Née le 27 octobre 1989, Jiang Fangzhou publie sa première prose à l'âge de 9 ans. Deux ans plus tard, elle débute son premier roman. A 12 ans, elle avait déjà sa propre rubrique dans de nombreux journaux, et a par la suite obtenu un prix du People's Literature. En 2004, elle a remporté le premier prix de la Coupe des Ecrivains adolescents chinois. Et 2005, elle est devenue la première présidente de l'Association chinoise des écrivains adolescents. « Je suis née pour écrire », a-t-elle déclaré.
A l'heure actuelle, les jeunes écrivains comme elle sont de plus en plus nombreux. Des lycéens, et même des écoliers publient, et certains se vendent même très bien : 10 % du marché national, selon une enquête de l'institut Beijing Kaijuan !
« J'ai reçu une grande quantité de manuscrits écrits par de petites mains », a révélé Wu Meizhen, professeur du Centre de création littéraire des enfants relevant de l'université de l'Anhui, qui anime une rubrique dans un magazine pour enfants. En 2009, elle a été chargée de sélectionner des ouvrages de lycéens et d'écoliers. « Au début, la maison d'édition a beaucoup hésité, ne pouvant estimer les chiffres de vente de ce type de livres. Mais un an plus tard, le tirage de la première série avoisinait le million d'exemplaires. Avec les autres produits du même type, le volume de vente a atteint 1,2 million de livres », a-t-elle expliqué.
Grandir et mûrir
A 12 ans, Jiang Fangzhou a commis son second roman, « En développement », une description symbolique de l'évolution de la nouvelle génération.
Et à la lecture de ce nouvel opus, le lecteur sera sans doute étonné : amour de jeunesse, relation extraconjugale, homosexualité, etc… La jeune romancière ose parler de tout ! Conséquence logique : Jiang Fangzhou s'est attiré les foudres de nombreuses personnes. Fort heureusement, la majorité des lecteurs ont apprécié son imagination et son avant-gardisme. « Nous ne pouvons pas analyser la nouvelle génération au regard de notre propre enfance. Sans les ouvrages de ces jeunes, nous n'aurions pas pris conscience de la maturité de cette nouvelle génération », a commenté un lecteur.
« Ne sous-estimez pas les enfants d'aujourd'hui, ils sont mâtures, a averti Chen Cun, célèbre écrivain. Il vaut mieux les laisser dépeindre leur propre monde, que de se faire passer pour eux et d'écrire à leur place ».
Née en septembre 1993, Meng Xiangning, qui étudie dans un lycée de Shijiazhuang (chef-lieu de la province du Hebei), a publié récemment son roman semi-autobiographique intitulé Grandir comme un tournesol. « Beaucoup de romans décrivant la vie des adolescents enlaidissent l'image de la génération post-1990. Les adultes qui les écrivent ne nous comprennent pas. Ils n'ont aucune idée de ce que nous pensons, et n'écrivent que pour leur plaisir », a-t-elle estimé.

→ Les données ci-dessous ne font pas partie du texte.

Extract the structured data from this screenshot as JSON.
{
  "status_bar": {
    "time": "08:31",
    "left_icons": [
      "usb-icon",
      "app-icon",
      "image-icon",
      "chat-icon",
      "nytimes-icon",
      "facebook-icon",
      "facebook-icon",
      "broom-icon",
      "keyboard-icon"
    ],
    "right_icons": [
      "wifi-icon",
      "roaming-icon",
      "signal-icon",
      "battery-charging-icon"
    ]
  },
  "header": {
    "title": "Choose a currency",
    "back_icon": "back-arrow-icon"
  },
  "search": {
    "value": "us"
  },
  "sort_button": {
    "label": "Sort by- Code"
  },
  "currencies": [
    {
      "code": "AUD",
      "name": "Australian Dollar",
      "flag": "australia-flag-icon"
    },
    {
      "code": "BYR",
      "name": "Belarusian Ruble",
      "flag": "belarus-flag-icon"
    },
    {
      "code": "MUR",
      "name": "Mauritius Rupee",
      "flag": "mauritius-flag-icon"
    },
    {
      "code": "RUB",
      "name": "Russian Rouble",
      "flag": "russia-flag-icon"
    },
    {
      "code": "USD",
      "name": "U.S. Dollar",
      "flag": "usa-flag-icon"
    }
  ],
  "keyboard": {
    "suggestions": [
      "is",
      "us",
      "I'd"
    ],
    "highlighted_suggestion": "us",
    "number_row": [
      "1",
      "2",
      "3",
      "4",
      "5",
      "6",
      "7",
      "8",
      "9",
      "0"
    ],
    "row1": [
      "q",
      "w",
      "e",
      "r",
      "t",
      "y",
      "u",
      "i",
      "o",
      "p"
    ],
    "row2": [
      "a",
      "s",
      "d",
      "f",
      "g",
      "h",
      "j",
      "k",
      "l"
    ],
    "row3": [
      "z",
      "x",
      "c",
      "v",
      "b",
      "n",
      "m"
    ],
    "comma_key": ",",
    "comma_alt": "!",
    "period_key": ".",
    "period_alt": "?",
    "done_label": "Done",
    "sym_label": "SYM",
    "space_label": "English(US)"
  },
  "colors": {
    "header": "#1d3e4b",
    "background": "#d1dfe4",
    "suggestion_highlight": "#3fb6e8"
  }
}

Cependant, dans cette Chine où des centaines millions de personnes vivent dans la pauvreté, le « phénomène post-1990 » ne concerne que les familles urbaines de la classe moyenne. Comparée à la génération post-1970, qui a grandi après avoir connu la Révolution culturelle (1966-1976), et à la génération post-1980, qui bénéficie de l'essor économique suite à la réforme et l'ouverture, la génération post-1990 possède un état d'esprit bien particulier, profitant des opportunités et possibilités offertes par l'époque, mais également confrontée à une concurrence acharnée.
« Nous portons sur nos épaules les ambitions de nos familles et de la société. Mais pensent-elles parfois à nos propres aspirations ? », s'interroge Tangchao, qui est né en août 1993. A 15 ans, il a publié son second roman Rendez-moi mon rêve, qui s'est rapidement hissé au top des ventes.

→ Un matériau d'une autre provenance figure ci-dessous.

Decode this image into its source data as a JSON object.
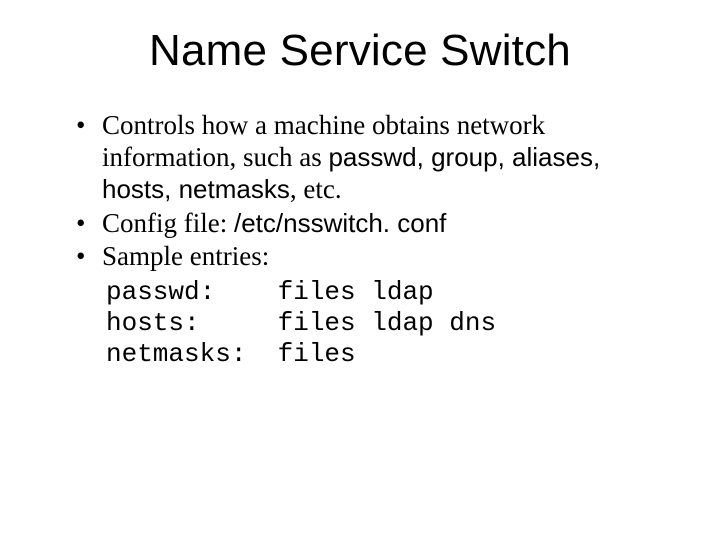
{
  "title": "Name Service Switch",
  "bullets": {
    "b1": {
      "t1": "Controls how a machine obtains network information, such as ",
      "code": "passwd, group, aliases, hosts, netmasks",
      "t2": ", etc."
    },
    "b2": {
      "t1": "Config file: ",
      "code": "/etc/nsswitch. conf"
    },
    "b3": {
      "t1": "Sample entries:"
    }
  },
  "sample": "passwd:    files ldap\nhosts:     files ldap dns\nnetmasks:  files"
}
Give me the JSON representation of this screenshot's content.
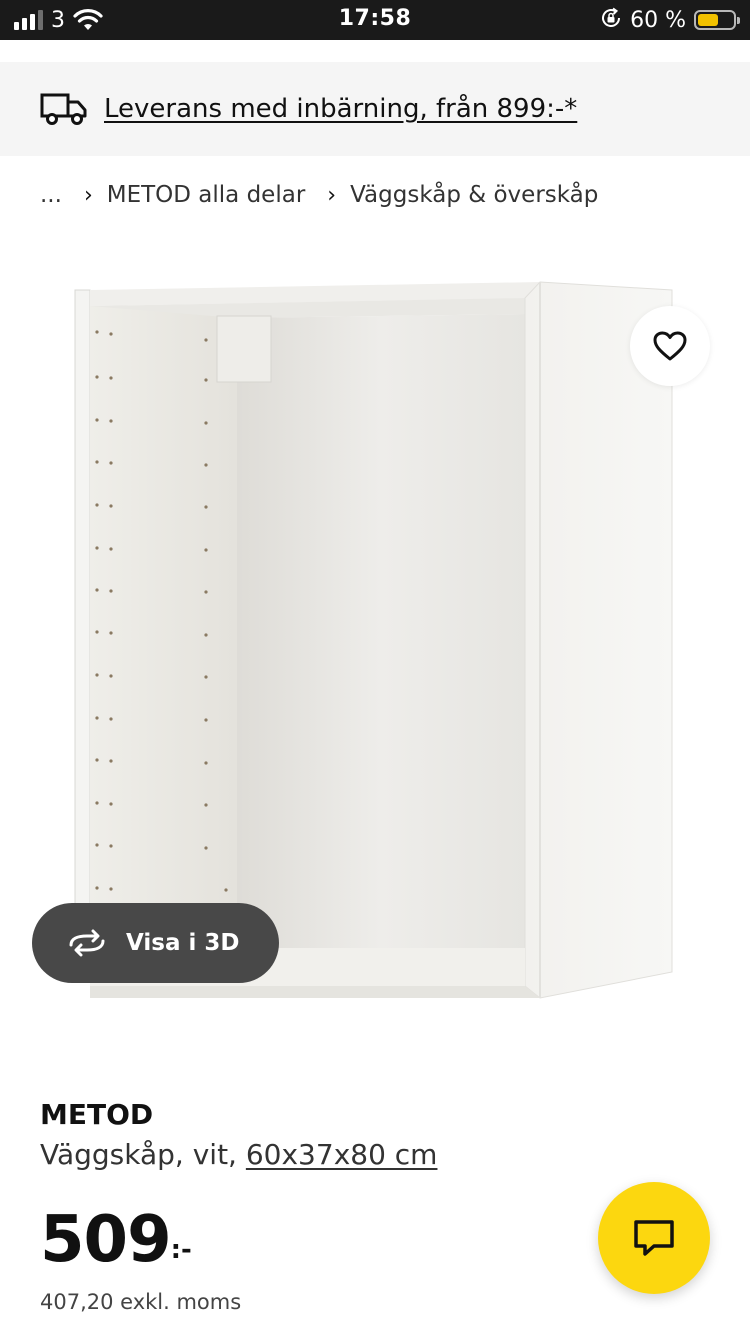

Cependant, les jeunes écrivains provoquent également des polémiques liées au système scolaire. Par exemple, l'entrée de Jiang Fangzhou à l'université Qinghua a suscité un débat, car ses notes étaient inférieures de 60 points au niveau requis, et insuffisantes en langue et littérature.
Dorlotés dès l'enfance
En 1999, à l'âge de 16 ans, Han Han a participé à la première session du Concours de compositions Nouveau Concept organisé par Embryon, un mensuel shanghaïen. Il s'est distingué parmi des milliers de candidats et a obtenu le premier prix.
Aujourd'hui, ce concours, considéré comme les « Jeux Olympiques de langue et de littérature pour les lycéens », existe toujours. Sa popularité permet d'éveiller le goût des jeunes pour l'écriture, et fournit une bonne plate-forme pour les jeunes talents qui souhaitent accéder au monde fermé de la littérature.
« Ils racontent les espoirs et les douleurs d'une génération, a indiqué le célèbre Mo Yan. Tout en désirant être choyés et considérés, ces jeunes doivent apprendre à s'occuper d'eux et à poursuivre leurs rêves ».
« L'écriture est en fait une passion partagée par les enfants, qui ont besoin de s'exprimer et de révéler leur vie », a montré Yang Peng, le premier et le seul Asiatique autorisé par Disney à écrire des histoires de Mickey Mouse. Les enfants doivent pouvoir exprimer leurs idées intimes. Fort heureusement, la société désire les lire.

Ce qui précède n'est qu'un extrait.